W ostatnią sobotę września wspiąłem się rowerem na podjazd pod Buk Republiki – pamiątkę historyczno-przyrodniczą położoną nad miejscowością Bílý Kostel nad Nisou. Wpis ten poświęcam również Zamkowemu Browarowi Albrecht we Frydlancie, który, z uwagi na bliskość, znam niemal od chwili powstania. 

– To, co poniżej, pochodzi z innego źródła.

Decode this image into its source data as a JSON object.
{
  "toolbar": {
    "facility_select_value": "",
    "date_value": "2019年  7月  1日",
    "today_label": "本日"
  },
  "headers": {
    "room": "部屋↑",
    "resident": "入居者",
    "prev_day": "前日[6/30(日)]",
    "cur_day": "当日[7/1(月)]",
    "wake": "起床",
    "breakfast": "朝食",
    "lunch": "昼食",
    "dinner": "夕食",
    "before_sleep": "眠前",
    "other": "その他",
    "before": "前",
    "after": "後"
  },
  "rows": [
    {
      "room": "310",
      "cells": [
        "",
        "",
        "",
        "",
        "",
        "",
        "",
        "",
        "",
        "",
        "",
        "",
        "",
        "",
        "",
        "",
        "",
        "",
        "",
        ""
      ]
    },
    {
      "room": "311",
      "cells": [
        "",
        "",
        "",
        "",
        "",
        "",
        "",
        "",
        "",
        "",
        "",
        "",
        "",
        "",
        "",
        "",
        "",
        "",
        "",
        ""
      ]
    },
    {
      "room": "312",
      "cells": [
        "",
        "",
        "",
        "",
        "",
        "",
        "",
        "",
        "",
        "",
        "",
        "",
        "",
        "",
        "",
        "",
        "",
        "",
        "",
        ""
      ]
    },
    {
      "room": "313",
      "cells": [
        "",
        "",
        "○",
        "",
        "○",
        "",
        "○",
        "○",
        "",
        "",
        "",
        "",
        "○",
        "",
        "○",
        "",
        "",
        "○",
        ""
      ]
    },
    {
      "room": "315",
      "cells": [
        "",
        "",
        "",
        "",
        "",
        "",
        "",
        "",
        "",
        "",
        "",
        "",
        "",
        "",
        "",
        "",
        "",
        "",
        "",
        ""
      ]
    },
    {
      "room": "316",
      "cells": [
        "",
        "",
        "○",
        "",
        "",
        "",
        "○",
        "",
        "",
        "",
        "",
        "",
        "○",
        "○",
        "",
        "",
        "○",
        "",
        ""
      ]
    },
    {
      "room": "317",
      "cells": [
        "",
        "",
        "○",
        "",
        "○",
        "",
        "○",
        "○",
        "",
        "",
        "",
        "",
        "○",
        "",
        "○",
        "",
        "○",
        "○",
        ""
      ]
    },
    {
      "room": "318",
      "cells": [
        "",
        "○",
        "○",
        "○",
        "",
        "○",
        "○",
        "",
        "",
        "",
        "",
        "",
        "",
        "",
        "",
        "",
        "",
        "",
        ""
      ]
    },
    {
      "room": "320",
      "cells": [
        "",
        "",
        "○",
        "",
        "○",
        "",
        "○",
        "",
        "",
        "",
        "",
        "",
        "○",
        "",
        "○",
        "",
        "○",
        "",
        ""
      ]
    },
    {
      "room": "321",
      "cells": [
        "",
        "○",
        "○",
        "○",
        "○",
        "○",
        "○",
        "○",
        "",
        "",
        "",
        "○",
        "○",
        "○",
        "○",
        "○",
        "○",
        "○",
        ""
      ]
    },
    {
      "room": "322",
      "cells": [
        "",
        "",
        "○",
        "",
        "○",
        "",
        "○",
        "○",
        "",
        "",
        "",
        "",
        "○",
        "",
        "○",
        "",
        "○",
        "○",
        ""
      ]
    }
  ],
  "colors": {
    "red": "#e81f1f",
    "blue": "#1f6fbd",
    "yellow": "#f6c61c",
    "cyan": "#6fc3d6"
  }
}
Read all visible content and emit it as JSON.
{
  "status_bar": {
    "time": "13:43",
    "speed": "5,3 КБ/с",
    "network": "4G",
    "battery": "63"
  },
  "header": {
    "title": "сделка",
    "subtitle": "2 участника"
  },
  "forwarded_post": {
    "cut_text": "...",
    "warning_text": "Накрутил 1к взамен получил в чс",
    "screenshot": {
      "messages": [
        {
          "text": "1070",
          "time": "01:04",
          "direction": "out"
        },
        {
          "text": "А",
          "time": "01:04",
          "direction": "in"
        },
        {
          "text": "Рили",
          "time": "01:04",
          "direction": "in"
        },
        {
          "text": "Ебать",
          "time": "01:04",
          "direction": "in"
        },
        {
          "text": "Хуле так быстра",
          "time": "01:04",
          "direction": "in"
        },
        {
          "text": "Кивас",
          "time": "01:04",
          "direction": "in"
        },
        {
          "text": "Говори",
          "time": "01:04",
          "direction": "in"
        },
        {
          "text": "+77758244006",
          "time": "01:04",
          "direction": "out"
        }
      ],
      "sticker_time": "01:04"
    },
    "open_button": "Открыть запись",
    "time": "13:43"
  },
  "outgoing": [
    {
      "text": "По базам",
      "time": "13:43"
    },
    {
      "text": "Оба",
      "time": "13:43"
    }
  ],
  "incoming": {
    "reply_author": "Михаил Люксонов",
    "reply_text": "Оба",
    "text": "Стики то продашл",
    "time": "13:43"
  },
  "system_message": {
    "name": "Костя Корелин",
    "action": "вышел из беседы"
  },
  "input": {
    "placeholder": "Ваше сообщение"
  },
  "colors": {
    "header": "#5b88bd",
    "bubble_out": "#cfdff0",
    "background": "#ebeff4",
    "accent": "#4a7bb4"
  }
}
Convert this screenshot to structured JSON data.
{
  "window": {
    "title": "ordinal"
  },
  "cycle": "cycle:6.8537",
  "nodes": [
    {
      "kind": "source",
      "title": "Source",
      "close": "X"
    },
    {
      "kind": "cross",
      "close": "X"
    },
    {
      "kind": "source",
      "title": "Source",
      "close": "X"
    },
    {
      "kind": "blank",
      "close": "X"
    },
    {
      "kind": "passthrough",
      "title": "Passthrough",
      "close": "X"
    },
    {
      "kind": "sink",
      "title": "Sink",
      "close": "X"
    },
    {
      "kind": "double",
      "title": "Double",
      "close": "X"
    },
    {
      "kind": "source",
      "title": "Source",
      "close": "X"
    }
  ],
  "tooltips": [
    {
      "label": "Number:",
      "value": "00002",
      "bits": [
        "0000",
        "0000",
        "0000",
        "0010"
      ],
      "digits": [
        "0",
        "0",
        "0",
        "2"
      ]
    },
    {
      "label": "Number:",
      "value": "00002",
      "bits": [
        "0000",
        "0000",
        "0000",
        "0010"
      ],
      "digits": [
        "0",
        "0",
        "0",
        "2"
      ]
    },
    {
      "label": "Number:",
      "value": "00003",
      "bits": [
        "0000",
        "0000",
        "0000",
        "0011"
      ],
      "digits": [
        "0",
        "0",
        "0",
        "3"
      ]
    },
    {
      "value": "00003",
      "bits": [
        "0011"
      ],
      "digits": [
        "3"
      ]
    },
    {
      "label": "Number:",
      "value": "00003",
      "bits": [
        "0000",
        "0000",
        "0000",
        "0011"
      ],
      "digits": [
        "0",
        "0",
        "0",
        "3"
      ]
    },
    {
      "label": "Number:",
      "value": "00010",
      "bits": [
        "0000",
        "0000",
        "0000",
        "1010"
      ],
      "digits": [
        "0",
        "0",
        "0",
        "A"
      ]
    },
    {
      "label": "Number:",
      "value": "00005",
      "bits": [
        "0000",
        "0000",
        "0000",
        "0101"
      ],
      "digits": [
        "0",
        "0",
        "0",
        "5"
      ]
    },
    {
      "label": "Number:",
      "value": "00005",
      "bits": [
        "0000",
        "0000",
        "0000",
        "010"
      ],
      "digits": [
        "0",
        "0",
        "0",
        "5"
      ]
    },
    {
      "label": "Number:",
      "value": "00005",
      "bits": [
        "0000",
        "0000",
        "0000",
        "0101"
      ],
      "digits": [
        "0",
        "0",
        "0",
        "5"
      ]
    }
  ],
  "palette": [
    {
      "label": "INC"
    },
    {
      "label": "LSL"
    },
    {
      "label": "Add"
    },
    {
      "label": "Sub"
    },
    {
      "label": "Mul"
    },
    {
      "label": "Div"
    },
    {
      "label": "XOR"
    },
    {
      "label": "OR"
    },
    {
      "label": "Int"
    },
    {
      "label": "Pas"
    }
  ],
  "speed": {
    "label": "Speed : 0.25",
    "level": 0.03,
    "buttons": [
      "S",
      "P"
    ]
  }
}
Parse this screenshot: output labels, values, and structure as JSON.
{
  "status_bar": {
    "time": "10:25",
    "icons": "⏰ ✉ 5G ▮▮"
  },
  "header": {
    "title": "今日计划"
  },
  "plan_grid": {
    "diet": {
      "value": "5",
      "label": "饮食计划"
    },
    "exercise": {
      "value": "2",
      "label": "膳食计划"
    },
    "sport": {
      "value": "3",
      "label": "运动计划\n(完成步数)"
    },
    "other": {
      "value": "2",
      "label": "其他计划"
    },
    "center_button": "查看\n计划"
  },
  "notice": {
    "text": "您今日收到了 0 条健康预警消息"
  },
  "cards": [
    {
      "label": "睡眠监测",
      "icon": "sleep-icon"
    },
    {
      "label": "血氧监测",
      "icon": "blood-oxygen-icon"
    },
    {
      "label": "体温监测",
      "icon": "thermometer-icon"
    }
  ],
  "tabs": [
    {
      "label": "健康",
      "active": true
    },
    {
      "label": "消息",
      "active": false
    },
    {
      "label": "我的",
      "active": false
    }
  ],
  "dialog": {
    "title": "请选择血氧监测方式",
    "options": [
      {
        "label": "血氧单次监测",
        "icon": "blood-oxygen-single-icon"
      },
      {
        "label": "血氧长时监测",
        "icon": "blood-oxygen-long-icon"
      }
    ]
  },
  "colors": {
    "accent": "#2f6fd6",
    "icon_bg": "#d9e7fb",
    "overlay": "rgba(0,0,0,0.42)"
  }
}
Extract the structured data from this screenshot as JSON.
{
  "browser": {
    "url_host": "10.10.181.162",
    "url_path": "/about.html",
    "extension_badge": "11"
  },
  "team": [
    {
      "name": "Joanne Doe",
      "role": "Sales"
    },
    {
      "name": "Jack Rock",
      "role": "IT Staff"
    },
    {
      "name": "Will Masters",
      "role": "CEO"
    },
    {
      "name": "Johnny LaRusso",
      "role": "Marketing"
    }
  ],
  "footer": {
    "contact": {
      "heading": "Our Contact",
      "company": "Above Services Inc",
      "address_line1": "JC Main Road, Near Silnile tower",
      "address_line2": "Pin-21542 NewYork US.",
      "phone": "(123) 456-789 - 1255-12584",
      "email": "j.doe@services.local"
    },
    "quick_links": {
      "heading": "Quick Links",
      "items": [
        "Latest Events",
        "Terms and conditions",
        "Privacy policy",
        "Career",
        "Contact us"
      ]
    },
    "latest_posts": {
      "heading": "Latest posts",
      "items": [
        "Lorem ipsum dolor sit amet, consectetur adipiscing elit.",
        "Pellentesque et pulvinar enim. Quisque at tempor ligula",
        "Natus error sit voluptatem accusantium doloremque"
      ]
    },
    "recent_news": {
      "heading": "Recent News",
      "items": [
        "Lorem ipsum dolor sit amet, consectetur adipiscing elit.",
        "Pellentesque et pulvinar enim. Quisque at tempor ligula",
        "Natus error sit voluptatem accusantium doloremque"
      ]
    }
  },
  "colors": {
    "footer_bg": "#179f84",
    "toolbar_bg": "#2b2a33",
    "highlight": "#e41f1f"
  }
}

Udokumentowana historia piwowarstwa w sąsiadującym przez granicę z Bogatynią czeskim mieście Frydlant sięga XIV wieku, kiedy to w budynkach przyległych do powstałego wiek wcześniej zamku rozpoczęto warzenie złocistego trunku. Z początkiem XVII wieku rozpoczęła się gruntowna przebudowa całego przyzamkowego kompleksu zainicjowana przez Albrechta z Valdštejn, patrona browaru. Także i późniejsze rozbudowy przyczyniły się do ugruntowania obecnego wizerunku zabudowań. Jednak największe przemiany browar przeszedł pod koniec XIX wieku, kiedy to np. pojawił się wysoki komin fabryczny, a zakład został wyposażony we własną słodownię. Schyłek produkcji piwa nastąpił tuż po II wojnie światowej: niektóre budynki zostały rozebrane, maszyny w dużej części wywiezione na Słowację, a wielkie przestrzenie zaczęły służyć za magazyny serów i warzyw. Na szczęście od 2010 roku trwa powolna restauracja obiektu. Do życia przywracane są kolejne pomieszczenia i budynki. Osobiście pamiętam czasy, kiedy piwo z pierwszych warek było sprzedawane bezpośrednio z pomieszczenia, w którym znajdował się sprzęt do warzenia, czyli we wnętrzu obszernego podwórza. Dzisiaj browar ma odrębną salę do konsumpcji, tam też można kupić piwo w szklanych butelkach. A tego jest naprawdę dużo, można rzec: do wyboru i do koloru. Dość powiedzieć, że browar jest Mekką craftowego piwa, a zwolennicy wszelkiego rodzaju „ip” będą zachwyceni. W sprzedaży jest kilkanaście rodzajów piwa, w większości warzonych w oparciu o nowofalowe chmiele i słody, jednak tradycyjnych wersji również nie brakuje. Dość często pojawiają się nowości, warto więc od czasu do czasu przyjechać i pobuszować w lodówce. Przybytek jest czynny codziennie już od godziny 12.00, choć jest to pora raczej umowna: w sobotę byłem pół godziny wcześniej i drzwi browaru już były otwarte. Kto jeszcze nie spróbował piwa z Frydlantu, a jest zwolennikiem tego rodzaju napojów, koniecznie musi nadrobić zaległości. 

Budynki browaru


Miła obsługa baru




Oj, przydałaby się taka lodówka w domu

Przed wizytą w browarze odwiedziłem dawno nie zdobywaną przeze mnie trasę podjazdową pod Buk Republiki, wznoszącą się nad miejscowością Bílý Kostel nad Nisou z jednej i nad Kryštofovo Údolí z drugiej strony. Był czas kiedy będąc posiadaczem roweru trekkingowego ćwiczyłem tutaj podjazdy. Tym razem asfalt do przełęczy pokonałem szosówką, właściwie bez większych problemów, mimo że miejscami nachylenie trasy sięga 15 %. Co do samego pochodzenia nazwy Buk Republiki, jest ona symbolem-pamiątką na poły historyczną, na poły przyrodniczą. Buk rosnący na skrzyżowaniu szlaków i wznoszący się nad wiatą turystyczną został posadzony w 1968 roku, w miejscu pierwotnego drzewa bukowego ochrzczonego mianem Eduarda – właściciela tutejszych ówczesnych dóbr, czyli Eduarda Clam-Gallas. Pierwotne drzewo rosło tu do 1956 roku, a jego kora niosła ślady po kulach, które zostały wystrzelone z broni w czasie pojedynku hrabiego z innych szlachcicem. Niestety, wynik tego pojedynku nie jest znany. 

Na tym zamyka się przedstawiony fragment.